グレープフルーツといえば柑橘類なので、では日本のミカンとか甘夏とかどうなんだ?と心配になるかもしれません。100%大丈夫とは言い切れませんが、少なくとも日本に昔からある柑橘系は基本的には大丈夫くらいの理解で良いと思います。
4)ヨナを喜ばせた唐胡麻(トウゴマ)
セントジョーンズワートの名前の由来は、キリスト教の聖人の1人、聖(セイント)ヨハネ(ジョーンズ)に由来するようです。
でもキリスト教関係で言うなら、私が最近気になっているのは、旧約聖書のヨナ書の中のエピソードです。
神様の使命に逆らって船で逃げたヨナは、魚に飲み込まれ三日三晩過ごし、その後悔い改めて言われた通りニネベの町に向かいます。そこで人々に悔い改めを迫るのですが、ヨナは、人々が悔い改めないだろうとたかを括って小高い丘の上からニネベの街に神の裁きが降るのを見物します。

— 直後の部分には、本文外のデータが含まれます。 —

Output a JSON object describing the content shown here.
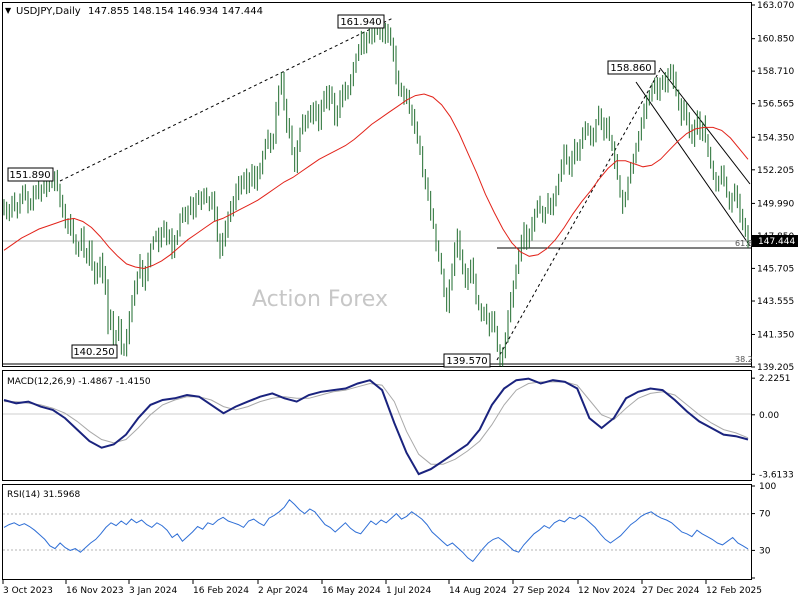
{
  "chart_data": {
    "type": "candlestick",
    "title": "USDJPY,Daily",
    "ohlc_header": "147.855 148.154 146.934 147.444",
    "watermark": "Action Forex",
    "x_tick_labels": [
      "3 Oct 2023",
      "16 Nov 2023",
      "3 Jan 2024",
      "16 Feb 2024",
      "2 Apr 2024",
      "16 May 2024",
      "1 Jul 2024",
      "14 Aug 2024",
      "27 Sep 2024",
      "12 Nov 2024",
      "27 Dec 2024",
      "12 Feb 2025"
    ],
    "price_panel": {
      "y_ticks": [
        "163.070",
        "160.850",
        "158.710",
        "156.565",
        "154.350",
        "152.205",
        "149.990",
        "147.850",
        "145.705",
        "143.555",
        "141.350",
        "139.205"
      ],
      "ylim": [
        139.205,
        163.07
      ],
      "current_price_label": "147.444",
      "peak_labels": [
        {
          "text": "161.940",
          "value": 161.94
        },
        {
          "text": "151.890",
          "value": 151.89
        },
        {
          "text": "140.250",
          "value": 140.25
        },
        {
          "text": "139.570",
          "value": 139.57
        },
        {
          "text": "158.860",
          "value": 158.86
        }
      ],
      "fib_labels": [
        "61.8",
        "38.2"
      ],
      "series": [
        {
          "name": "price",
          "closes": [
            149.9,
            149.2,
            149.6,
            150.3,
            149.8,
            149.5,
            150.2,
            150.8,
            150.4,
            149.7,
            150.1,
            150.6,
            151.0,
            150.5,
            150.9,
            151.4,
            151.0,
            151.6,
            151.3,
            151.89,
            151.1,
            150.3,
            149.6,
            148.6,
            148.3,
            148.8,
            147.6,
            146.8,
            147.3,
            147.9,
            146.7,
            146.4,
            147.2,
            145.9,
            144.9,
            145.6,
            146.2,
            145.3,
            144.5,
            141.8,
            142.6,
            140.9,
            141.4,
            142.1,
            140.6,
            140.25,
            141.3,
            142.7,
            143.6,
            144.5,
            145.3,
            146.1,
            144.7,
            145.4,
            146.3,
            147.1,
            147.6,
            148.0,
            147.3,
            147.9,
            148.5,
            147.6,
            148.1,
            146.6,
            147.4,
            148.0,
            148.9,
            149.4,
            149.1,
            149.7,
            150.1,
            149.5,
            150.2,
            150.6,
            150.1,
            150.8,
            150.3,
            149.9,
            150.4,
            149.4,
            147.8,
            146.9,
            147.6,
            148.3,
            149.1,
            149.6,
            150.1,
            150.8,
            151.4,
            151.1,
            151.7,
            151.0,
            151.6,
            152.1,
            151.3,
            151.9,
            152.5,
            153.1,
            153.8,
            154.4,
            153.7,
            154.3,
            156.1,
            157.6,
            158.4,
            156.6,
            155.2,
            154.6,
            153.4,
            152.4,
            153.6,
            154.8,
            155.5,
            155.1,
            155.8,
            156.3,
            155.6,
            156.2,
            155.0,
            156.5,
            157.2,
            156.4,
            157.4,
            156.8,
            155.5,
            156.2,
            156.9,
            157.5,
            157.1,
            157.6,
            158.3,
            158.9,
            159.6,
            160.2,
            160.8,
            160.3,
            161.0,
            161.3,
            160.9,
            161.5,
            161.94,
            161.1,
            161.5,
            160.9,
            161.4,
            160.6,
            159.9,
            158.4,
            157.6,
            157.2,
            156.8,
            157.3,
            156.2,
            155.7,
            155.0,
            154.1,
            153.4,
            152.0,
            151.3,
            150.4,
            149.3,
            148.5,
            147.2,
            146.3,
            145.5,
            144.1,
            143.3,
            144.4,
            145.8,
            146.9,
            147.8,
            146.8,
            145.6,
            144.6,
            145.3,
            146.0,
            144.9,
            143.8,
            143.2,
            142.5,
            143.0,
            142.4,
            141.8,
            142.7,
            141.7,
            140.5,
            139.57,
            140.3,
            141.2,
            142.6,
            143.6,
            144.6,
            145.6,
            146.5,
            147.5,
            148.4,
            147.3,
            148.0,
            148.6,
            149.4,
            150.0,
            149.5,
            149.0,
            149.6,
            150.2,
            149.6,
            150.3,
            151.0,
            151.6,
            152.4,
            153.3,
            152.8,
            152.2,
            152.9,
            153.7,
            153.3,
            154.0,
            154.6,
            155.1,
            154.8,
            154.0,
            154.6,
            155.4,
            156.0,
            155.4,
            154.6,
            155.2,
            154.3,
            153.6,
            152.8,
            151.7,
            150.6,
            149.9,
            150.6,
            151.5,
            152.3,
            153.0,
            153.8,
            154.6,
            155.2,
            156.0,
            156.6,
            157.0,
            157.7,
            157.9,
            157.3,
            157.7,
            158.2,
            157.6,
            158.4,
            158.86,
            158.1,
            157.2,
            156.4,
            155.7,
            156.3,
            155.6,
            154.8,
            154.2,
            155.0,
            155.6,
            154.6,
            155.2,
            154.2,
            153.4,
            152.5,
            151.8,
            151.0,
            151.6,
            152.2,
            151.3,
            150.6,
            149.8,
            150.5,
            151.0,
            150.1,
            149.3,
            148.6,
            148.0,
            147.444
          ],
          "ma_closes": [
            146.9,
            147.3,
            147.7,
            148.0,
            148.3,
            148.5,
            148.7,
            148.9,
            149.0,
            148.8,
            148.4,
            147.8,
            147.1,
            146.5,
            146.0,
            145.8,
            145.7,
            145.9,
            146.2,
            146.6,
            147.1,
            147.6,
            148.0,
            148.4,
            148.8,
            149.0,
            149.3,
            149.6,
            149.9,
            150.2,
            150.6,
            151.0,
            151.4,
            151.7,
            152.1,
            152.5,
            152.9,
            153.2,
            153.5,
            153.8,
            154.2,
            154.7,
            155.2,
            155.6,
            156.0,
            156.4,
            156.8,
            157.1,
            157.2,
            157.0,
            156.5,
            155.7,
            154.6,
            153.3,
            152.0,
            150.6,
            149.4,
            148.3,
            147.4,
            146.8,
            146.5,
            146.6,
            147.0,
            147.6,
            148.4,
            149.3,
            150.1,
            150.8,
            151.6,
            152.3,
            152.8,
            152.8,
            152.6,
            152.4,
            152.5,
            152.9,
            153.5,
            154.1,
            154.6,
            154.9,
            155.0,
            155.0,
            154.8,
            154.3,
            153.6,
            152.9
          ]
        }
      ]
    },
    "macd_panel": {
      "label": "MACD(12,26,9) -1.4867 -1.4150",
      "y_ticks": [
        "2.2251",
        "0.00",
        "-3.6133"
      ],
      "ylim": [
        -3.9,
        2.6
      ],
      "series": [
        {
          "name": "MACD",
          "values": [
            0.9,
            0.7,
            0.8,
            0.5,
            0.3,
            -0.2,
            -0.9,
            -1.6,
            -2.0,
            -1.8,
            -1.2,
            -0.2,
            0.6,
            0.9,
            1.0,
            1.2,
            1.1,
            0.6,
            0.1,
            0.5,
            0.8,
            1.1,
            1.3,
            1.0,
            0.8,
            1.2,
            1.4,
            1.5,
            1.6,
            1.9,
            2.1,
            1.5,
            -0.5,
            -2.3,
            -3.6,
            -3.3,
            -2.8,
            -2.3,
            -1.8,
            -0.9,
            0.6,
            1.6,
            2.1,
            2.2,
            1.9,
            2.1,
            2.0,
            1.6,
            -0.2,
            -0.8,
            -0.2,
            1.0,
            1.4,
            1.6,
            1.5,
            0.9,
            0.2,
            -0.4,
            -0.8,
            -1.2,
            -1.3,
            -1.5
          ]
        },
        {
          "name": "Signal",
          "values": [
            0.8,
            0.8,
            0.7,
            0.6,
            0.4,
            0.1,
            -0.4,
            -1.0,
            -1.5,
            -1.7,
            -1.5,
            -0.8,
            0.0,
            0.6,
            0.9,
            1.1,
            1.1,
            0.9,
            0.5,
            0.3,
            0.5,
            0.8,
            1.0,
            1.1,
            1.0,
            1.0,
            1.2,
            1.4,
            1.5,
            1.7,
            1.9,
            1.8,
            0.8,
            -1.0,
            -2.4,
            -3.0,
            -3.0,
            -2.7,
            -2.2,
            -1.6,
            -0.6,
            0.6,
            1.5,
            1.9,
            2.0,
            2.0,
            2.0,
            1.8,
            0.9,
            0.0,
            -0.3,
            0.4,
            1.0,
            1.3,
            1.4,
            1.2,
            0.6,
            0.0,
            -0.5,
            -0.9,
            -1.1,
            -1.4
          ]
        }
      ]
    },
    "rsi_panel": {
      "label": "RSI(14) 31.5968",
      "y_ticks": [
        "100",
        "70",
        "30",
        "0"
      ],
      "ylim": [
        0,
        100
      ],
      "values": [
        55,
        58,
        60,
        57,
        59,
        56,
        52,
        47,
        42,
        35,
        32,
        38,
        33,
        30,
        32,
        28,
        33,
        38,
        42,
        48,
        55,
        60,
        57,
        62,
        58,
        64,
        60,
        63,
        58,
        55,
        60,
        57,
        52,
        44,
        48,
        40,
        45,
        50,
        56,
        53,
        60,
        58,
        63,
        66,
        62,
        60,
        58,
        55,
        62,
        64,
        60,
        57,
        65,
        68,
        72,
        77,
        85,
        80,
        74,
        70,
        75,
        72,
        65,
        58,
        55,
        50,
        55,
        60,
        54,
        50,
        48,
        55,
        62,
        58,
        63,
        60,
        65,
        70,
        64,
        67,
        72,
        68,
        64,
        58,
        50,
        45,
        40,
        35,
        38,
        33,
        28,
        22,
        18,
        25,
        32,
        38,
        42,
        44,
        40,
        35,
        30,
        28,
        36,
        42,
        48,
        52,
        57,
        54,
        60,
        63,
        61,
        66,
        64,
        68,
        65,
        60,
        55,
        48,
        42,
        38,
        42,
        46,
        52,
        58,
        62,
        67,
        70,
        72,
        68,
        65,
        63,
        60,
        55,
        50,
        48,
        45,
        52,
        48,
        45,
        42,
        38,
        36,
        40,
        44,
        38,
        35,
        31.6
      ]
    }
  }
}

その時、ヒョロヒョロとヨナの後ろから唐胡麻の若枝が伸びて、ビーチパラソルの如くヨナに日陰をもたらしヨナはそれを喜ぶのです。
ヨナ書にはそのくらいしか書いていないのですが、実は唐胡麻にはリシンという猛毒があり、体内のタンパク質の合成を阻害することでほんの1mgで成人男性が死に至る可能性があると言われています。
ヨナは、悔い改めないニネベの街を前に、唐胡麻を使っての良からぬ考えを抱いていたのではないか?と私は思ってます(今のところ、この私の読み方に賛同してくれる人はいませんが・・)。
(ところでニネベの人々はすぐさま大いに悔い改め、神の裁きを逃れたのでした。)
5)健康食への無防備な信頼は避けよう
ともあれ自然由来の植物成分(ハーブ)であれ柑橘類であれ、飲み合わせによっては人体に危険をもたらす事があります。最近では機能性補助食品で大変な事故が起こったこともあり、健康食品についての正しい理解を持つよう心がけ、無防備な信頼は避けなければならないと言えるでしょう。